The Australian Government is working proactively to find solutions to support patients following an unexpected shortage of nuclear medicine scans in hospitals and medical centres.
 
An equipment failure, which occurred at the Australian Nuclear Science and Technology Organisations’ (ANSTO) facility at Lucas Heights, means supplies of Technetium-99m (TC-99m) are limited. 
 
I am advised that ANSTO has been able to secure partial supply of Mo-99 from the South African producer, NTP. 
 
I understand that this will partially cover Australian requirements over the next three weeks. 

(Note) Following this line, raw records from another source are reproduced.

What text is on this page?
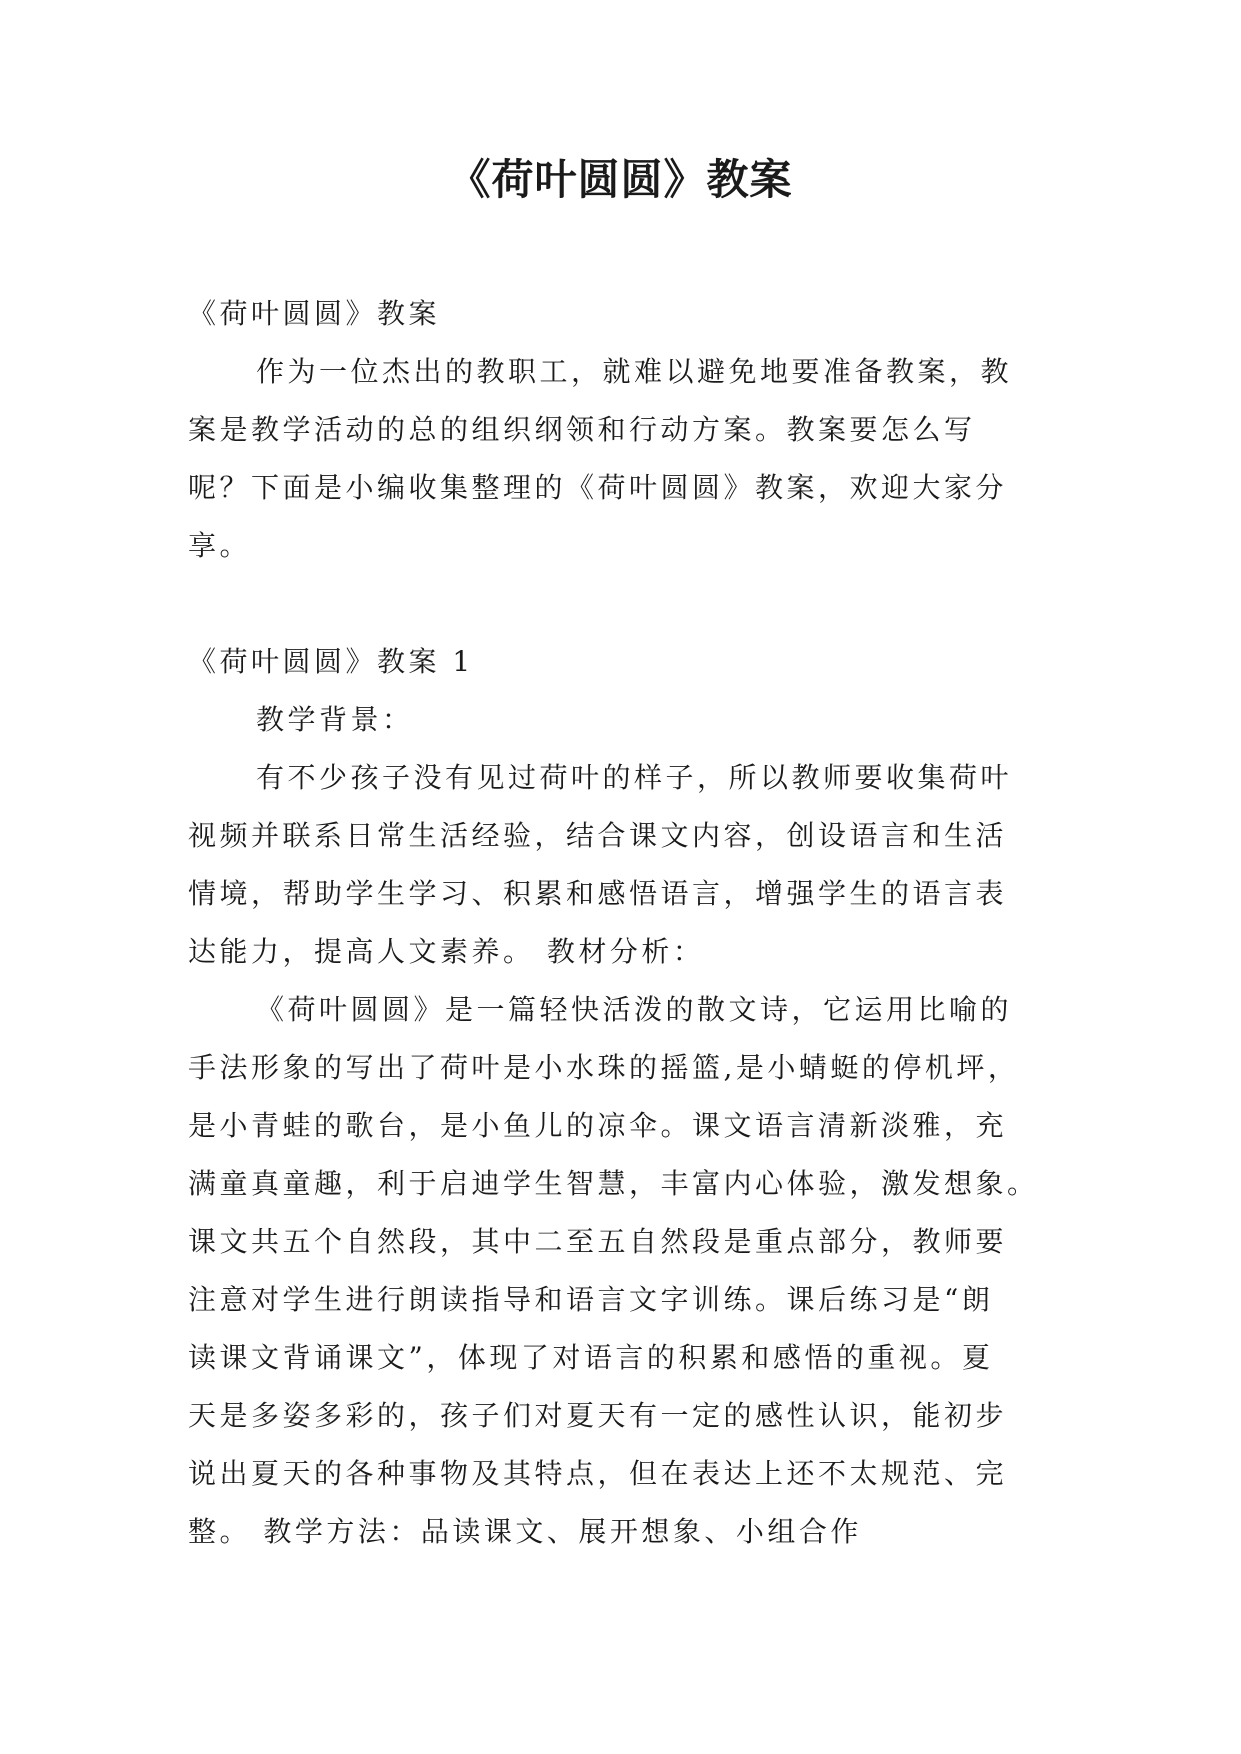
《荷叶圆圆》教案
《荷叶圆圆》教案
作为一位杰出的教职工，就难以避免地要准备教案，教
案是教学活动的总的组织纲领和行动方案。教案要怎么写
呢？下面是小编收集整理的《荷叶圆圆》教案，欢迎大家分
享。
《荷叶圆圆》教案 1
教学背景：
有不少孩子没有见过荷叶的样子，所以教师要收集荷叶
视频并联系日常生活经验，结合课文内容，创设语言和生活
情境，帮助学生学习、积累和感悟语言，增强学生的语言表
达能力，提高人文素养。 教材分析：
《荷叶圆圆》是一篇轻快活泼的散文诗，它运用比喻的
手法形象的写出了荷叶是小水珠的摇篮,是小蜻蜓的停机坪，
是小青蛙的歌台，是小鱼儿的凉伞。课文语言清新淡雅，充
满童真童趣，利于启迪学生智慧，丰富内心体验，激发想象。
课文共五个自然段，其中二至五自然段是重点部分，教师要
注意对学生进行朗读指导和语言文字训练。课后练习是“朗
读课文背诵课文”，体现了对语言的积累和感悟的重视。夏
天是多姿多彩的，孩子们对夏天有一定的感性认识，能初步
说出夏天的各种事物及其特点，但在表达上还不太规范、完
整。 教学方法：品读课文、展开想象、小组合作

It is expected that the supply will be quite limited in the week commencing Monday 16 September, and increase incrementally over the subsequent weeks. 
 
The radioisotope is mainly used for selective imaging of organs and soft tissues such as the lungs, bone, brain, liver and kidneys, enabling an effective diagnosis.
 
As Minister for Health, my key focus is ensuring the continuation of diagnostic procedures, and any impact on services, especially for patients living with cancer, is minimised.
 
I have been briefed by the Chief Medical Officer and the Department of Health, which is thoroughly exploring alternative diagnostic methods with the relevant clinical experts.
 
My Department is working closely with state and territory health departments to minimise the impact of the shortage, and with ANSTO’s Nuclear Medicine Working Group.
 
I have instructed the Department to include temporary provisions under the Medicare Benefits Schedule (MBS) to allow access to relevant PET services to ensure continuity of care for patients.  
 
The Department will work with key stakeholders to ensure that the items are appropriately structured and targeted.

It is important that prioritisation of the most urgent cases occurs and I have been assured that ANSTO and the Nuclear Medicine Working Group are ensuring supply is distributed to patients around the country as equitably as possible.
 
I urge patients to talk to their health provider if they have any concerns about their particular circumstances.